Although some of the measures to tackle climate change are very welcome, particularly coming from this Government, they are described as being “world leading” when they are nothing of the kind. The sad truth is that is a thin and poor programme for government. As my right hon. Friend the Member for Ross, Skye and Lochaber (Ian Blackford) said when opposing the programme on the opening day of this debate, our party stands against this Government’s
“cruel, punishing policies and narrow, backward-gazing politics.”—[Official Report, 19 December 2019; Vol. 669, c. 51.]
I would go further than that. Some of the measures in the programme—such as an immigration Bill that will end in law the free movement of people—will further diminish the UK’s ability to attract the best and brightest, as well as much-needed labour in other sectors, and very much risks turning the UK into an insular, reduced and backward-looking place.
Before addressing the impact that ending free movement will have on the agriculture, hospitality and care sectors, the brain drain that the UK Government’s hostile environment is already causing, and the brutish logic of the Tory party—whose plans will reduce the ability of young Scots and, indeed, youngsters from throughout these islands, to live, love, work and study freely throughout Europe—we might want to consider the practical implications of trade and how those matters are related.
When Commission President von der Leyen said last week:
“Without the freedom of movement of people, you cannot have the free movement of capital, goods and services”,
the Government should have listened. At a time when we need to boost trade, we should be paying attention to the damage that will be done to capital markets, the City of London and the ability to export services, all of which depend on people being able to travel freely. Given the damage that Brexit will cause to UK global trade, the UK Government should be doing everything possible to remove every conceivable obstacle to protecting and enhancing the opportunities to maintain and grow trade of all sorts—free, fair trade, with a level playing field. Instead, in spite of the clearest of warnings, yet more obstacles are being erected, this time by ending in law the free movement of people, which will further weaken and diminish the UK’s ability to strike good trade deals to compensate for the losses and minimise the additional costs that Brexit will cause.
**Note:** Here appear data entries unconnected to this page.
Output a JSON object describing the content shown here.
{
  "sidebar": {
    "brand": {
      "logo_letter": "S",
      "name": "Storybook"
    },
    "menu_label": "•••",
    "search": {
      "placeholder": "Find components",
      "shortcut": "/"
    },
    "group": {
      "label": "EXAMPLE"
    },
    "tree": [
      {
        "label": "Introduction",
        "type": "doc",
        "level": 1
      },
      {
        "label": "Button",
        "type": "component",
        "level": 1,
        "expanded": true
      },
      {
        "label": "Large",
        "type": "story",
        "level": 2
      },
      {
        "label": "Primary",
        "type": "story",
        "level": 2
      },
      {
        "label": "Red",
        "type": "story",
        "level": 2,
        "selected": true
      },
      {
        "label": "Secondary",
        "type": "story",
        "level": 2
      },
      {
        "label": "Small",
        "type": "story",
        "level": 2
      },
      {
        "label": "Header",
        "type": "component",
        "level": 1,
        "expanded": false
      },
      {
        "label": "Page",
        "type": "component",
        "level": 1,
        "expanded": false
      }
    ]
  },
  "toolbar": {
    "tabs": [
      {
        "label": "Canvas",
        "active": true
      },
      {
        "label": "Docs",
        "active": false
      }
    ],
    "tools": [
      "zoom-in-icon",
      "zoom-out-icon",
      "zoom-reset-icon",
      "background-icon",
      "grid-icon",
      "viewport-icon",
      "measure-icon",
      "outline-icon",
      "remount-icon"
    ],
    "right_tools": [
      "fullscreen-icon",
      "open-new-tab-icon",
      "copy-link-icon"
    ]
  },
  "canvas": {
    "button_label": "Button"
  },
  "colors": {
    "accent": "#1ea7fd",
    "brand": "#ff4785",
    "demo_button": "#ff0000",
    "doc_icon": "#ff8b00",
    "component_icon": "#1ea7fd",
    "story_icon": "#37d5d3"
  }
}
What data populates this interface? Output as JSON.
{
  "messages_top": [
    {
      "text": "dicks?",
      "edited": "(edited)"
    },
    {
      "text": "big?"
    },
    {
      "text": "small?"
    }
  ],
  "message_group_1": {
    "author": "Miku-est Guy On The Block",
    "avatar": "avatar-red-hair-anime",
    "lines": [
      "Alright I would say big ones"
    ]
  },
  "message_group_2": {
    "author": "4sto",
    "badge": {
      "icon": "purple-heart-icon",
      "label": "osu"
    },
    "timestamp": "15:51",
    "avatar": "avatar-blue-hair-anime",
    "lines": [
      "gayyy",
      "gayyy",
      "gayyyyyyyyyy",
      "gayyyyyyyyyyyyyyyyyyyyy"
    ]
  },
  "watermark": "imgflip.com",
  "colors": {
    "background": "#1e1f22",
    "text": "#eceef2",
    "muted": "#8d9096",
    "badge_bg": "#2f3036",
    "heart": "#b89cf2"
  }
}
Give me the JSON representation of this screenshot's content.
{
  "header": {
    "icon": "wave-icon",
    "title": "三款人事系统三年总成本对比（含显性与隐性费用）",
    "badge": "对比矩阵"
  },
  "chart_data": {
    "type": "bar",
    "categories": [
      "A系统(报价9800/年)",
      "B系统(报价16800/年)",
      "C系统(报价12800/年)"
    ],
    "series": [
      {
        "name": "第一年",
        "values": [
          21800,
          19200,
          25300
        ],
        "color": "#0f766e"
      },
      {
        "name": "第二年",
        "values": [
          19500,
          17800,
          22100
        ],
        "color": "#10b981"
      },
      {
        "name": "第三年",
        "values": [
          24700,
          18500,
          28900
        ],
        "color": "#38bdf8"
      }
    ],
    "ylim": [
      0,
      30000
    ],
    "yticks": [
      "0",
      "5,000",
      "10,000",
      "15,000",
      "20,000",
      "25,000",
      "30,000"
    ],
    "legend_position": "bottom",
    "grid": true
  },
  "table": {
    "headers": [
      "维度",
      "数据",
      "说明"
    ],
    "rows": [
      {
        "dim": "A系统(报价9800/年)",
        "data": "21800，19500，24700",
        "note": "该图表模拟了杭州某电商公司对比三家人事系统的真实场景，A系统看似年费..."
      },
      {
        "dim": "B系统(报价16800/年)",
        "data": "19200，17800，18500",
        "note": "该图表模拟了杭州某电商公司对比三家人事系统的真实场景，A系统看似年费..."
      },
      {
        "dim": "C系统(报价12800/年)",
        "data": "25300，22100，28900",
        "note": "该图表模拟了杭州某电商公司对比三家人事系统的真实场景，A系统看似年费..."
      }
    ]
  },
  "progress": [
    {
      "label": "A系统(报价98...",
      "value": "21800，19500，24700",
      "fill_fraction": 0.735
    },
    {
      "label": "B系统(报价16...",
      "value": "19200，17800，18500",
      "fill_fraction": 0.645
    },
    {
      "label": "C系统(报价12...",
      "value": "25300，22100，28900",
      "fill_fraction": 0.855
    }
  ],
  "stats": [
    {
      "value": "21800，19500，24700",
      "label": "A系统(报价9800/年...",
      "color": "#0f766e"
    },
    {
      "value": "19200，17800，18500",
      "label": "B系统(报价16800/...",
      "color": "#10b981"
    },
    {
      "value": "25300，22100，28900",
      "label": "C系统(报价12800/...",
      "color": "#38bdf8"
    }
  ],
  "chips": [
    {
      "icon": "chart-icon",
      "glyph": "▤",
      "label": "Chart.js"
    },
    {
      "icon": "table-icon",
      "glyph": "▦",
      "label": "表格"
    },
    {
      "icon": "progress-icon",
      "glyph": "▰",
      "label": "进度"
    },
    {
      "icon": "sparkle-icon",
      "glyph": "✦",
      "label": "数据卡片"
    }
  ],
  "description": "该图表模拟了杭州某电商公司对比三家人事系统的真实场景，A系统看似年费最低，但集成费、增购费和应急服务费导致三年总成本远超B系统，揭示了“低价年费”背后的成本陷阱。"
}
We should put a couple of numbers on this. Everybody knows that there are dozens of economic assessments of Brexit. With one exception, they are universally negative. The National Institute of Economic and Social Research provides an average assessment. We could lose perhaps 20% of total global UK trade with a bad Brexit, and that is where we are heading. If we cut a deal with all the main English-speaking economies and with all the BRICS countries—Brazil, Russia, India, China and South Africa—we might claw back 5% or 6%. It does not take a genius to work out that we will soon run out of large countries with which to cut deals to compensate for the losses, so adding additional obstacles strikes me as making no sense.